Researchers at Facebook figured out how to add natural looking eyes to their photorealistic avatar research.
Facebook, which owns the Oculus brand of VR products, first showed off this ‘Codec Avatars’ project back in March 2019. The avatars are generated using a specialized capture rig with 132 cameras. Once generated, they can be driven by a prototype VR headset with three cameras; facing the left eye, right eye, and mouth. All of this is achieved with machine learning.
While the graphics and face tracking of these avatars are impressive, the eyes tended to have an uncanny feeling, with odd distortions and gaze directions that didn’t make sense.
In a paper titled ‘The Eyes Have It: An Integrated Eye and Face Model for Photorealistic Facial Animation‘, the researchers present a solution to this problem. Part of the previous pipeline involved a “style transfer” neural network. If you’ve used a smartphone AR filter that makes the world look like a painting, you already know what that is.
But while this transfer was previously done at the image stage, it’s now done on the resulting texture itself. The eye direction is now explicitly taken from the eye tracking system, rather than being estimated by the algorithm.
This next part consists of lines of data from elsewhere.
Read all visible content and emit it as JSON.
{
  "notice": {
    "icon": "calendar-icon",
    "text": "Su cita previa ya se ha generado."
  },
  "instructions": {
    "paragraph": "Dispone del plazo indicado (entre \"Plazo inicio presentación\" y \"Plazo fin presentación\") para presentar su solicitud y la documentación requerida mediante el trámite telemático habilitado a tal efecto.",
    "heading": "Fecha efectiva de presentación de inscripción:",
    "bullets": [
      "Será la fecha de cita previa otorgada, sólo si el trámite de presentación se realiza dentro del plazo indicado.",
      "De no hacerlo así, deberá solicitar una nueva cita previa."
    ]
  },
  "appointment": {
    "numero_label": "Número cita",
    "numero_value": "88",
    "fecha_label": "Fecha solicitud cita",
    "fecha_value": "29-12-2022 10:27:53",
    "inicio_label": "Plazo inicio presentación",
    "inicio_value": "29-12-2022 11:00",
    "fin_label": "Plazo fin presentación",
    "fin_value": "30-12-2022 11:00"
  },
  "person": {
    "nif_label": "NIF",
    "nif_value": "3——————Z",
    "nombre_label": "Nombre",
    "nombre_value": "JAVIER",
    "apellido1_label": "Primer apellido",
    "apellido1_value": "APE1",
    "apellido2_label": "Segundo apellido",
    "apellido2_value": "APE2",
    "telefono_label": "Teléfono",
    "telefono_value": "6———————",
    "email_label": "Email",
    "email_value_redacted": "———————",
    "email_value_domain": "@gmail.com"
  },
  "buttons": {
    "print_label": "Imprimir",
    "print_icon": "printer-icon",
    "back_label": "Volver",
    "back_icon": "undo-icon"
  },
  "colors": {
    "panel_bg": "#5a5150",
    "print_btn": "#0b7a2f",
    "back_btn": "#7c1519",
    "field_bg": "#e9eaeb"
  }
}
The result, based on the images and videos Facebook provided, is significantly more natural looking eyes. The researchers claim eye contact is critical to achieving social presence- a feature you won’t get in a Zoom call.
Our goal is to build a system to enable virtual telepresence, using photorealistic avatars, at scale, with a level of fidelity sufficient to achieve eye-contact
Don’t get too excited just yet- this kind of technology won’t be on your head any time soon. When first presenting codec avatars, Facebook warned the technology was still “years away” for consumer products.
When it can be realized, however, such a technology has tremendous potential. For most, telepresence today is still limited to grids of webcams on a 2D monitor. The ability to see photorealistic representations of others in true scale, fully tracked from real motion, with the ability to make eye contact, could fundamentally change the need for face to face interaction.